Le nombre de faillites d’entreprises a battu un record historique en France l’an dernier

L’année dernière, la France a connu une augmentation sans précédent des défaillances d’entreprise, atteignant un sommet historique. Ce phénomène met en lumière les difficultés économiques persistantes auxquelles sont confrontées de nombreuses sociétés à travers le pays.

Travaux burreaux entreprise
Image d'illustration. Transformation de bureaux en logements — ADN

Tl;dr

  • Défaillances d’entreprises françaises au plus haut depuis dix ans.
  • Hausse des radiations et tensions dans plusieurs secteurs clés.
  • Espoir de rebond pour 2026 malgré un contexte fragile.

Une accélération qui s’essouffle, mais un record persistant

Alors que la France enregistre un nouveau pic avec 68 564 défaillances d’entreprises sur l’année écoulée, le rythme de cette progression semble toutefois marquer le pas. Les chiffres publiés ce vendredi par la Banque de France indiquent une hausse de 3,5 % par rapport à 2024. Néanmoins, la tendance paraît se stabiliser depuis novembre : en effet, le nombre de défaillances n’a augmenté que marginalement (de 68 414 à 68 564) entre ces deux derniers mois.

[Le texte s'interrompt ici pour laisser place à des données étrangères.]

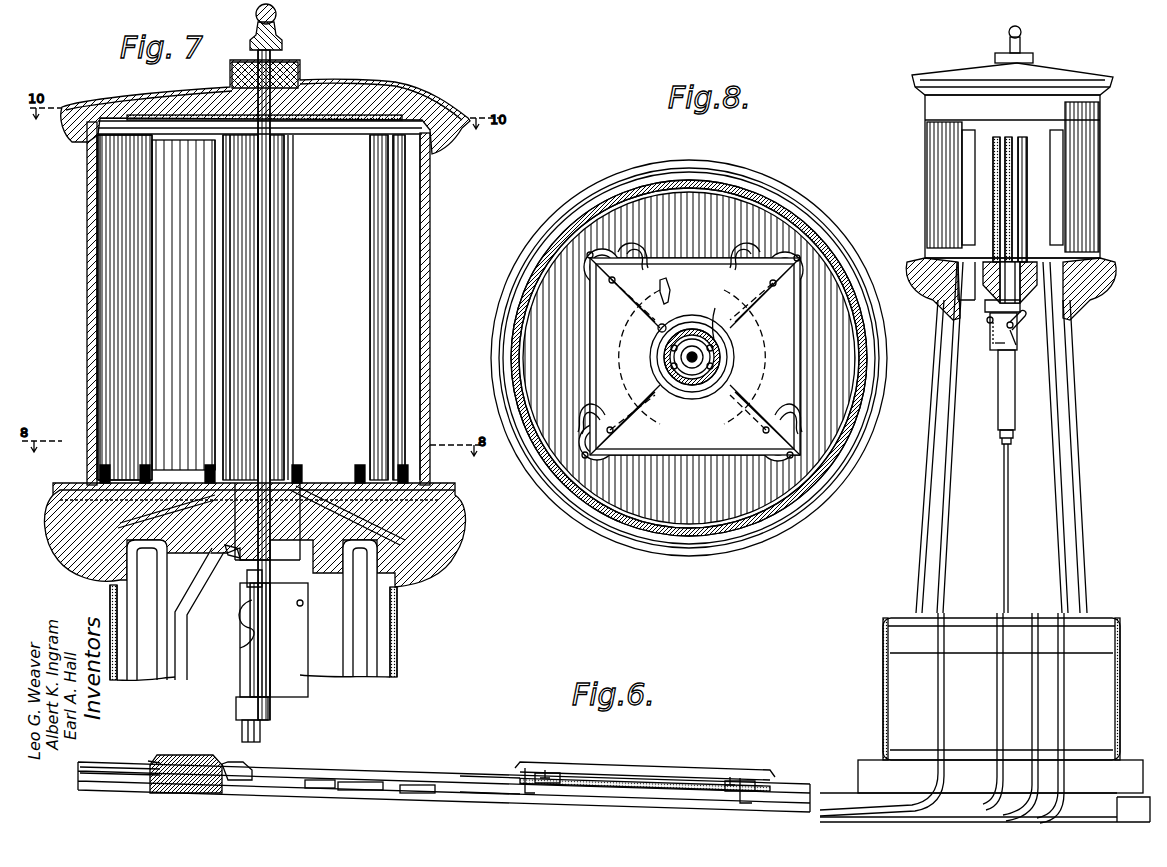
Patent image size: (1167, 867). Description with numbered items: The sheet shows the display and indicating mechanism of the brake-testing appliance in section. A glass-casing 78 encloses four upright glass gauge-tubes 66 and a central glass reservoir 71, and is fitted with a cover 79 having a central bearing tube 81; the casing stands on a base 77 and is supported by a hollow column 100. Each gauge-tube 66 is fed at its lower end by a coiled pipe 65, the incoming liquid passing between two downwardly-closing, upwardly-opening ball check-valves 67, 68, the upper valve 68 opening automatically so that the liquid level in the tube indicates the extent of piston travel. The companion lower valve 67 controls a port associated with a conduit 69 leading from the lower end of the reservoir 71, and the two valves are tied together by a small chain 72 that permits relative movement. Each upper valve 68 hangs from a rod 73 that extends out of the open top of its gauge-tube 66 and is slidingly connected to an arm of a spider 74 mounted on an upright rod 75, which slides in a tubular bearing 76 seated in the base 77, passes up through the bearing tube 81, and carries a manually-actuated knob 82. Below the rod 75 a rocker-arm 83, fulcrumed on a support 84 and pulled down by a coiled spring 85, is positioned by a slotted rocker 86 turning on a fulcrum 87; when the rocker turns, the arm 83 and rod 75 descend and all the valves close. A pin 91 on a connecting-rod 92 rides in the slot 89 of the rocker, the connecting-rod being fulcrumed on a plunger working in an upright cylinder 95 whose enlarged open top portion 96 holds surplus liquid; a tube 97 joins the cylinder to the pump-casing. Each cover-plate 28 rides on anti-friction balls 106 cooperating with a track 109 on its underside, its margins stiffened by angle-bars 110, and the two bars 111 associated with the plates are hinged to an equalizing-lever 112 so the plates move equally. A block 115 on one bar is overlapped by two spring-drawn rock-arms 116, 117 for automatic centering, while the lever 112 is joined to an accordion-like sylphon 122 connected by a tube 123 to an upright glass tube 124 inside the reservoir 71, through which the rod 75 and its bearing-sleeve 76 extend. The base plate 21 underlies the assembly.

In FIG. 6, the base plate 21 is at (800, 785).
In FIG. 6, the cover-plate 28 is at (634, 763).
In FIG. 7, the coiled pipe 65 is at (165, 645).
In FIG. 8, the coiled pipe 65 is at (650, 266).
In FIG. 6, the coiled pipe 65 is at (1060, 558).
In FIG. 7, the gauge-tube 66 is at (115, 190).
In FIG. 8, the gauge-tube 66 is at (798, 282).
In FIG. 6, the gauge-tube 66 is at (960, 162).
In FIG. 7, the ball check-valve 67 is at (118, 546).
In FIG. 7, the ball check-valve 68 is at (110, 522).
In FIG. 7, the conduit 69 is at (335, 483).
In FIG. 8, the conduit 69 is at (760, 352).
In FIG. 7, the central glass reservoir 71 is at (290, 302).
In FIG. 8, the central glass reservoir 71 is at (703, 385).
In FIG. 6, the central glass reservoir 71 is at (1030, 212).
In FIG. 7, the chain 72 is at (108, 535).
In FIG. 7, the rod 73 is at (122, 212).
In FIG. 8, the rod 73 is at (585, 270).
In FIG. 7, the spider 74 is at (334, 114).
In FIG. 7, the upright rod 75 is at (272, 200).
In FIG. 8, the upright rod 75 is at (694, 338).
In FIG. 7, the tubular bearing 76 is at (268, 224).
In FIG. 8, the tubular bearing 76 is at (683, 390).
In FIG. 6, the tubular bearing 76 is at (1017, 160).
In FIG. 7, the base 77 is at (318, 490).
In FIG. 8, the base 77 is at (690, 400).
In FIG. 6, the base 77 is at (1032, 255).
In FIG. 7, the glass-casing 78 is at (430, 234).
In FIG. 8, the glass-casing 78 is at (823, 258).
In FIG. 6, the glass-casing 78 is at (1098, 148).
In FIG. 7, the cover 79 is at (378, 100).
In FIG. 6, the cover 79 is at (1083, 82).
In FIG. 7, the bearing tube 81 is at (270, 68).
In FIG. 7, the knob 82 is at (277, 13).
In FIG. 6, the knob 82 is at (1022, 31).
In FIG. 6, the rocker-arm 83 is at (980, 318).
In FIG. 6, the support 84 is at (965, 312).
In FIG. 6, the coiled spring 85 is at (987, 324).
In FIG. 7, the slotted rocker 86 is at (242, 645).
In FIG. 6, the slotted rocker 86 is at (1018, 340).
In FIG. 6, the fulcrum 87 is at (1015, 328).
In FIG. 7, the slot 89 is at (240, 620).
In FIG. 6, the slot 89 is at (1022, 318).
In FIG. 6, the pin 91 is at (992, 338).
In FIG. 6, the connecting-rod 92 is at (997, 347).
In FIG. 7, the cylinder 95 is at (262, 733).
In FIG. 6, the cylinder 95 is at (1000, 415).
In FIG. 7, the enlarged top end portion 96 is at (236, 694).
In FIG. 6, the enlarged top end portion 96 is at (1002, 370).
In FIG. 6, the tube 97 is at (1003, 540).
In FIG. 7, the hollow column 100 is at (400, 652).
In FIG. 8, the hollow column 100 is at (708, 456).
In FIG. 6, the hollow column 100 is at (925, 523).
In FIG. 6, the anti-friction balls 106 is at (562, 779).
In FIG. 6, the track 109 is at (548, 768).
In FIG. 6, the angle-bars 110 is at (530, 770).
In FIG. 6, the bar 111 is at (478, 776).
In FIG. 6, the equalizing-lever 112 is at (252, 759).
In FIG. 6, the block 115 is at (372, 782).
In FIG. 6, the rock-arm 116 is at (322, 779).
In FIG. 6, the rock-arm 117 is at (422, 785).
In FIG. 6, the sylphon 122 is at (190, 758).
In FIG. 7, the tube 123 is at (198, 586).
In FIG. 8, the tube 123 is at (671, 288).
In FIG. 6, the tube 123 is at (140, 764).
In FIG. 7, the glass tube 124 is at (274, 284).
In FIG. 8, the glass tube 124 is at (715, 308).
In FIG. 6, the glass tube 124 is at (1017, 198).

Des secteurs et des tailles d’entreprises différemment exposés

La dynamique n’est cependant pas uniforme. Si certains pans de l’économie affichent une certaine résistance, les entreprises de taille intermédiaire, ainsi que les grandes structures, subissent une pression accrue. Au mois de décembre, 63 défaillances ont été enregistrées dans cette catégorie – un chiffre en hausse comparé aux 58 cas recensés en novembre. Parallèlement, les domaines des services aux entreprises, du transport ou encore de l’hébergement-restauration voient également leur situation se détériorer. Ailleurs, l’évolution reste globalement stable.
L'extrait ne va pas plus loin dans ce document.